Glisse un voile sur mes yeux. Perdue je plonge  dans le noir, mon enveloppe nuptiale, si blanche s’ajuste à mon corps.

 Et m’accueille la terre à cœur ouvert, me prend dans ses tripes, me serre  et je m’endors…

 
 
Il fait noir….Il fait froid… Je suis seule là  où tout mue et se remue le fil du  temps.
 
Et je reste là au fond de l’abîme qui s’étend.
 
 J’entends des voix sortant des bribes de chair, des voix qui me semblent  lointaines,  Ce sont des voix étranges,  des voix de l'antan.
 
Je lève une main qui ne se lève plus.


 
Dîtes, je ne respire plus...Je meurs.....  Je n’existe plus! Je ne vis plus!
Non, Je vis, je suis..... Je hurle.


 
Entendez-vous ma voix ?   Mes mots ? Ils dansent au gré du vent, des plaines, des monts et des lacs dormant.


 
 Je ne sais plus où j'erre, à la fois du côté  blanc,  aussi du côté gris, ou un peu gris, un peu blanc … 


 
Rien que je puisse croire ou faire, ma chair se fissure et s’ouvre sur Terre de sienne, Terre meurtrie, Terre en peine, Terre à l’envers, Terre sèche et stérile, Terre douce et fertile.


 
Terre du sommeil....... Alors  je dors.

 Je dors sur le dos, sur la droite, et puis à  gauche

Je dors sur les mots, les grands, les petits, les beaux.. Je dors et c’est pourtant encore tôt.

 
  Il n’y a point  de lumière et  ce chant me berce, m’émerveille.  
 
C’est peut-être la fête.
 Oui, c’est la fête.
C'est une fête des vers qui rongent ma chair et ma tête.
 Un grand jour, à l'instant du festin. L’âme  s’élève  et s’envole. 
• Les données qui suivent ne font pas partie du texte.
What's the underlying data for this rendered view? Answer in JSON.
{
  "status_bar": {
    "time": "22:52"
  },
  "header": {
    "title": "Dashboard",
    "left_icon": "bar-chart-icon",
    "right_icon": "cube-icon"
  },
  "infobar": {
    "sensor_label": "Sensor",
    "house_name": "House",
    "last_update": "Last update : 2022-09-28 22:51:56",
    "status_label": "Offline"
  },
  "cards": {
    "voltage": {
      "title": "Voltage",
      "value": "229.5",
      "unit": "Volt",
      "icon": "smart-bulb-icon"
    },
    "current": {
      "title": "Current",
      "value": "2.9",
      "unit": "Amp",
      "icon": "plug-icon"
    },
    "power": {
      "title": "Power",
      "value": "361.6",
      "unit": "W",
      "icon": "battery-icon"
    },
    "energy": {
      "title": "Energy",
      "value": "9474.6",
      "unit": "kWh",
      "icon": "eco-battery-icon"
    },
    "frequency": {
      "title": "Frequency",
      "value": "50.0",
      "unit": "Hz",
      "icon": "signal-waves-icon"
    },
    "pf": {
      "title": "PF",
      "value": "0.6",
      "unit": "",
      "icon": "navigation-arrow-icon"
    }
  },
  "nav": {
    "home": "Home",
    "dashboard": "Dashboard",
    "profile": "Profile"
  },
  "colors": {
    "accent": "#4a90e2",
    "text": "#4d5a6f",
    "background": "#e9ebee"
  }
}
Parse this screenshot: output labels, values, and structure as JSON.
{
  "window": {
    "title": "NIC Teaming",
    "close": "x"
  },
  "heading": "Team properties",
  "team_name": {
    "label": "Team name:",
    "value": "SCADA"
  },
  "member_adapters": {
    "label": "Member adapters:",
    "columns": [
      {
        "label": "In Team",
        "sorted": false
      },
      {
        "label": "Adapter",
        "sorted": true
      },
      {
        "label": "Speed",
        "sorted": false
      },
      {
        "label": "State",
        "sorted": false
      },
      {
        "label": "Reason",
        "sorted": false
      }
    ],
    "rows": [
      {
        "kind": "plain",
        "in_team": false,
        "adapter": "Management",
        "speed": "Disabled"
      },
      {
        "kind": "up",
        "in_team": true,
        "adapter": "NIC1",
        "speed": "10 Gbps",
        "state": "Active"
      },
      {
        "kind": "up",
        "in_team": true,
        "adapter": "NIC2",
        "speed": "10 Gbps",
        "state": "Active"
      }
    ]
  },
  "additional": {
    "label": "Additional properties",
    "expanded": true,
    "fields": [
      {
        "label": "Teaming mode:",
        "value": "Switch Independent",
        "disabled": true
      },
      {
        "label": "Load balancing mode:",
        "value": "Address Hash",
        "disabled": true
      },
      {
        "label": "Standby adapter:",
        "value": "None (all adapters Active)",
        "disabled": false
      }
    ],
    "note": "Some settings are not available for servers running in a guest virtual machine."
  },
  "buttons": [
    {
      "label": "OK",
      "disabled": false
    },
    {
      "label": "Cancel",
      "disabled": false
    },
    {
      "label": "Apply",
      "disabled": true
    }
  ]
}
 Quel est ce corps, cet amas de poussière ?    Je suis  poussière et le vent  pose les  graines dans mon ventre, j’étreins, j’enlace  et je pousse, je pousse....

Et je  pousserai encore pour que la vie soit....
 
Je suis la vie, jeune et enviée.
 
 Je suis ton fruit, ton pain ou simplement l’herbe sous ton pied…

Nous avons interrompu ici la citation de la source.